A new submillimeter-thick loop heat pipe (LHP) fabricated using two copper sheets is proposed as a cooling solution for thermal management of electronics. The experimental investigation was conducted by measuring the temperature of each part of the surface of the thin LHPs for its heat input, to evaluate the heat transport characteristics of the LHPs discussed in this paper. Submillimeter LHPs with thicknesses of 0.6 and 0.4 mm were fabricated using chemical etching and diffusion bonding processes on two thin copper sheets. A design is exhibited that achieves efficient heat transfer under a variety of operating orientations with a thin LHP, by using a half-etching process on a thin copper sheet to form a grooved structure that generates capillary force. A thermal resistance of 0.09 K/W between the evaporator and the condenser is achieved at 5 W in the top heat orientation, using a nonwoven fabric consisting of copper fibers located inside the flow path of one of the copper sheets. Moreover, it is demonstrated that heat transport can be achieved up to a heat input amount of 7.5 W without orientation dependence for an ultrathin LHP of 0.4 mm thickness.

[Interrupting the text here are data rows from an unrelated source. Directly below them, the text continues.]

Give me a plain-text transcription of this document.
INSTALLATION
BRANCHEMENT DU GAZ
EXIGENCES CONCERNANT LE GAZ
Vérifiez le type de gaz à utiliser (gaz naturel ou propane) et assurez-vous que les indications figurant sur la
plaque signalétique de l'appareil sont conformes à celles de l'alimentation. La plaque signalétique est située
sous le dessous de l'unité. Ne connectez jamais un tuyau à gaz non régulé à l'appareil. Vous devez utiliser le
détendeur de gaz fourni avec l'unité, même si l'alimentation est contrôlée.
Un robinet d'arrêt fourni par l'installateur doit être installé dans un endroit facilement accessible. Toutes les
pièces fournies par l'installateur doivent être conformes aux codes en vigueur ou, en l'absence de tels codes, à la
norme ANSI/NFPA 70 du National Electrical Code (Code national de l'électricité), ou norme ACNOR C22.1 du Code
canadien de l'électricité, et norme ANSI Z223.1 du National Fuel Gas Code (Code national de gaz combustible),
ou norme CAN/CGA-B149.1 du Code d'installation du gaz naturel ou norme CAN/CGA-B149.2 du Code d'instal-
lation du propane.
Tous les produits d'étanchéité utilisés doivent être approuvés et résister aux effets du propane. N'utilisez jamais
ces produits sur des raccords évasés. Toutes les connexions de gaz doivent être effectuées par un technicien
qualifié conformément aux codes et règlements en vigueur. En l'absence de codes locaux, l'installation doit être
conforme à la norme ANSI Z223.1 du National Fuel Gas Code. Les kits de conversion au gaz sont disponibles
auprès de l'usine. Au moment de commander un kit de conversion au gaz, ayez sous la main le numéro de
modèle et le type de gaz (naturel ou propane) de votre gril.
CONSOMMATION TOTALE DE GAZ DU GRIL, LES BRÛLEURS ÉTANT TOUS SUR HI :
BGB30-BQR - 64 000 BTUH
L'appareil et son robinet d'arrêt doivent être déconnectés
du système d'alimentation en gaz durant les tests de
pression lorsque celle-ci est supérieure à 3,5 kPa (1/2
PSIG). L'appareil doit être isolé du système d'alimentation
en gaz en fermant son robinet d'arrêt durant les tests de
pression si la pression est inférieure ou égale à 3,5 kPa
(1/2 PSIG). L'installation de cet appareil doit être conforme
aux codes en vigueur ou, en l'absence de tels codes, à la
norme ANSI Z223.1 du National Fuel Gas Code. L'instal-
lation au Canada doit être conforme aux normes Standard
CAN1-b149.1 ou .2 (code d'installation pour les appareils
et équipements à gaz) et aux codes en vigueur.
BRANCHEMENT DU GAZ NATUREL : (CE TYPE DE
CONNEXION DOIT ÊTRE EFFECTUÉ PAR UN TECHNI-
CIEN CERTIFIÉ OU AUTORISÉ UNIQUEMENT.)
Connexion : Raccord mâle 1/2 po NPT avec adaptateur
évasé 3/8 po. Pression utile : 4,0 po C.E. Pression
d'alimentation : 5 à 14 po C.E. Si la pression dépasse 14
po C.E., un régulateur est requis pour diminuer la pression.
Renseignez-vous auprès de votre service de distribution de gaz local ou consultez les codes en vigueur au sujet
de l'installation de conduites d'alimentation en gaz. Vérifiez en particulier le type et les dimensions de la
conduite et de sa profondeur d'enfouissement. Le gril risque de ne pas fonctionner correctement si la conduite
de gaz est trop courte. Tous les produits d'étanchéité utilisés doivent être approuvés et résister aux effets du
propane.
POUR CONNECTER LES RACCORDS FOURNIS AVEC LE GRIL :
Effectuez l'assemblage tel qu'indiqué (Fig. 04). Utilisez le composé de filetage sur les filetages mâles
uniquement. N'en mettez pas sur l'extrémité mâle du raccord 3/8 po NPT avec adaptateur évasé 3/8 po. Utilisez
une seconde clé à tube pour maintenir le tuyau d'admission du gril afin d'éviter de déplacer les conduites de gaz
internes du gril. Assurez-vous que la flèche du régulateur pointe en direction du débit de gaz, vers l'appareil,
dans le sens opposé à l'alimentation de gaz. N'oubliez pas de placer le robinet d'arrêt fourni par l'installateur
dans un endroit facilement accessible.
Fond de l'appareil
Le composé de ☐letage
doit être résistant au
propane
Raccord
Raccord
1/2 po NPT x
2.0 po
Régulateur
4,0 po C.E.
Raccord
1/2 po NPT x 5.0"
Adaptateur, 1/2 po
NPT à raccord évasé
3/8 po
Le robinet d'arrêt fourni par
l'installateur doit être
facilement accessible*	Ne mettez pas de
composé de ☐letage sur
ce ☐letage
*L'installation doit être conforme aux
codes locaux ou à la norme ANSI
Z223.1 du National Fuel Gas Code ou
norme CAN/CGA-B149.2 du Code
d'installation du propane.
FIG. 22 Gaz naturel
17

提出了一种新的亚毫米厚的回路热管（LHP），该热管使用两块铜片制成，作为电子设备热管理的冷却解决方案。通过测量薄LHP的表面各部分的热输入进行实验研究，以评估本文讨论的LHP的热传递特性。使用化学蚀刻和扩散结合工艺在两个薄铜板上制造了厚度为0.6和0.4毫米的亚毫米级LHP。展示了一种设计，该设计通过在薄铜板上使用半蚀刻工艺以形成产生毛细作用力的开槽结构，从而在薄LHP的情况下在各种操作方向上实现了有效的传热。热阻为0。蒸发器与冷凝器之间的最高热取向为5 W时，使用位于铜片之一的流道内的由铜纤维组成的无纺布，在蒸发器和冷凝器之间达到09 K / W。此外，对于0.4mm厚的超薄LHP，证明了可以达到7.5W的热输入量而无取向依赖性地进行热传递。